À ceci l’on reconnaît le vrai foyer : il est le lieu de la paix. On y est à l’abri, non seulement du mal, mais de la frayeur, du doute ou des divisions. — S’il n’est point tout cela, il n’est point « le foyer ». Si les anxiétés de la vie extérieure pénètrent dans son cercle, si les indifférents, les inconnus, ceux dont le cœur est léger ou l’esprit hostile, passent son seuil, avec la permission du mari ou de la femme, il cesse d’être le foyer. Il n’est plus alors qu’une portion de ce monde extérieur au-dessus de laquelle vous avez bâti un toit, et au dedans de laquelle vous avez allumé un feu. Mais s’il demeure un lieu sacré, un temple de Vesta, sur qui veillent les dieux hospitaliers devant la face desquels nul ne paraîtra qui ne peut être accueilli avec amour ; s’il est ce toit et ce feu (emblèmes eux-mêmes d’une autre ombre et d’une autre lumière plus nobles : l’ombre du roc sur une terre aride, la lumière du phare sur une mer soulevée), s’il est vraiment tout cela, alors il justifie et mérite le glorieux nom de foyer.

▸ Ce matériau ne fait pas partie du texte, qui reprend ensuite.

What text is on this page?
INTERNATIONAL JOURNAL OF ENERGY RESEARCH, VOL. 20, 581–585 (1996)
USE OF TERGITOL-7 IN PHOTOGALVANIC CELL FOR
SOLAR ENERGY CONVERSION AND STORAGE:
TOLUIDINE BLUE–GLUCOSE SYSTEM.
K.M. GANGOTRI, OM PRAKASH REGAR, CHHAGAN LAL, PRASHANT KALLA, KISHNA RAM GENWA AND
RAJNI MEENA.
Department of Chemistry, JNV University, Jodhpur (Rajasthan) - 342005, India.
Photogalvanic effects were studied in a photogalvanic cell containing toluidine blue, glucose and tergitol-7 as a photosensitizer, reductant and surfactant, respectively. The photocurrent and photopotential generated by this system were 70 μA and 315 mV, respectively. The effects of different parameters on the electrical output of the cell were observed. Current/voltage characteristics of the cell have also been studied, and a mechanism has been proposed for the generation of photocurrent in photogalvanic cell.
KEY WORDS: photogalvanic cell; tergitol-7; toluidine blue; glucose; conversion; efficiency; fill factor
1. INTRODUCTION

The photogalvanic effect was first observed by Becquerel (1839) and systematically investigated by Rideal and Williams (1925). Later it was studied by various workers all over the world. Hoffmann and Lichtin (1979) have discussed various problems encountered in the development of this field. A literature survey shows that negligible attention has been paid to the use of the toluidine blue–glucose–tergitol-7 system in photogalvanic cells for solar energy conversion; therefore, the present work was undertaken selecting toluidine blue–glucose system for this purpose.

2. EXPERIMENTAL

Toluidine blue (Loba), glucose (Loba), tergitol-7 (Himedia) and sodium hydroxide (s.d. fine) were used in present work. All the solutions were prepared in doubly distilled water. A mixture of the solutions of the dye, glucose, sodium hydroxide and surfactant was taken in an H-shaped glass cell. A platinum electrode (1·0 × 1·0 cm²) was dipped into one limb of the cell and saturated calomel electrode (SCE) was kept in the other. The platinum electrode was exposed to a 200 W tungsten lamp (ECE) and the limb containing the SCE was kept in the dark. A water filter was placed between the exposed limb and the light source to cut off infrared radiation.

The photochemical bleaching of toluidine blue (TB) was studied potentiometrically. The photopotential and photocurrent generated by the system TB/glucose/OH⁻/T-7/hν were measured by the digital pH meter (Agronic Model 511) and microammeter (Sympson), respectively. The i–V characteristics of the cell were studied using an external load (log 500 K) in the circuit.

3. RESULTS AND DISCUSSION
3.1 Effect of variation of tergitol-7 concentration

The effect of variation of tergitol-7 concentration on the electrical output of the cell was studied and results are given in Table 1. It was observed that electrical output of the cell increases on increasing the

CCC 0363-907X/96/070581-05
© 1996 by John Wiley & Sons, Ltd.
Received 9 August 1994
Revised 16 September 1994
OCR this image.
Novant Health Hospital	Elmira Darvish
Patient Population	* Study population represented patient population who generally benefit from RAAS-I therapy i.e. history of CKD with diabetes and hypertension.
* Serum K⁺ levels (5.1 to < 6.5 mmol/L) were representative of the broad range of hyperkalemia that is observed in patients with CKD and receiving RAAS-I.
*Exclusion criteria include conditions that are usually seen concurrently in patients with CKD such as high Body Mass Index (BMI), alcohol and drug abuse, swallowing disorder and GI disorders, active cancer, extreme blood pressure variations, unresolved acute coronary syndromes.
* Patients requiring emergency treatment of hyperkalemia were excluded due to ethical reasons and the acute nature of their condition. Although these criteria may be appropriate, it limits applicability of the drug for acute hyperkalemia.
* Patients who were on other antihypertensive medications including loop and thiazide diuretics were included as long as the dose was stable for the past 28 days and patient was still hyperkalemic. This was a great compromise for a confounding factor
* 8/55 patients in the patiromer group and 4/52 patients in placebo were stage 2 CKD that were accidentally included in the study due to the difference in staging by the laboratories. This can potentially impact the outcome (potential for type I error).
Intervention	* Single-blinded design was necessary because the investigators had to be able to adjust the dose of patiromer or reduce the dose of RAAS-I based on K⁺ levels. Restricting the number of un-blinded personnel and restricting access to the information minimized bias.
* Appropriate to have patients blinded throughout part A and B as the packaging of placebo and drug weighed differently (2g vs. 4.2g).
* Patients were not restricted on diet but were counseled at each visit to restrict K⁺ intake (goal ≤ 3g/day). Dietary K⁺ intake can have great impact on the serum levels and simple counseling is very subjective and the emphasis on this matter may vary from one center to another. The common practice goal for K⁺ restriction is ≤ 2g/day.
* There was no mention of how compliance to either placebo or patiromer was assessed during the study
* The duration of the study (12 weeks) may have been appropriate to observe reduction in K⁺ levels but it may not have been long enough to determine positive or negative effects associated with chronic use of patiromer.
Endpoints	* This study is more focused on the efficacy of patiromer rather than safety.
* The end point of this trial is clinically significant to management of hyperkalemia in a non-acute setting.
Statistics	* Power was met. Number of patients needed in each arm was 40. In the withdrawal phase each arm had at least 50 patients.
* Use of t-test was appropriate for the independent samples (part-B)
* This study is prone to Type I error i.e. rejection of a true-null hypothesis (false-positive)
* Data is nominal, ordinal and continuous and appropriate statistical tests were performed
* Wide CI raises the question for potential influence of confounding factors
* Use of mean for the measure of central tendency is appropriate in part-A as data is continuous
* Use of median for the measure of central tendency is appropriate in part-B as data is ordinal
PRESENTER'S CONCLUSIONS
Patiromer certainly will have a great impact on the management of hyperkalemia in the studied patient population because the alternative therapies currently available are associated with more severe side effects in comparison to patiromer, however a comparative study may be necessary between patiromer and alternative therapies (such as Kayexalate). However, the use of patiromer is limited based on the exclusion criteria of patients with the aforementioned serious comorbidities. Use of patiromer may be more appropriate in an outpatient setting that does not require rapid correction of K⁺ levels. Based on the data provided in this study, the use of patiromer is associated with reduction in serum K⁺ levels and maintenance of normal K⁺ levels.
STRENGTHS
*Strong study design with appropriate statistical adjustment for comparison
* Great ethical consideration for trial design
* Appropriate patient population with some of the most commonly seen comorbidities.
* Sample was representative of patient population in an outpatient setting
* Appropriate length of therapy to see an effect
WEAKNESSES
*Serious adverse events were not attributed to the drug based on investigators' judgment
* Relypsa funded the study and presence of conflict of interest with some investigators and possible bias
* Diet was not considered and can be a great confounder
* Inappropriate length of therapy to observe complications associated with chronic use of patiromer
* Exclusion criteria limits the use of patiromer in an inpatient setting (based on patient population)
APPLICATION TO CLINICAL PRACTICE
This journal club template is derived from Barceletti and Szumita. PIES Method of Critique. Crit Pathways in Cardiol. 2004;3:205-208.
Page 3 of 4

Et partout où arrive une vraie femme, ce foyer l’entoure toujours. Les étoiles peuvent être seules au-dessus de sa tête ; le ver luisant dans l’herbe humide de la nuit, le seul feu à ses pieds ; mais le foyer est là, partout avec elle. Et si la femme est noble, il s’étend au loin autour d’elle, mieux que si le toit en était fait de cèdre ou peint en vermillon, répandant sa douce lumière au loin pour ceux qui, autrement, seraient sans foyer.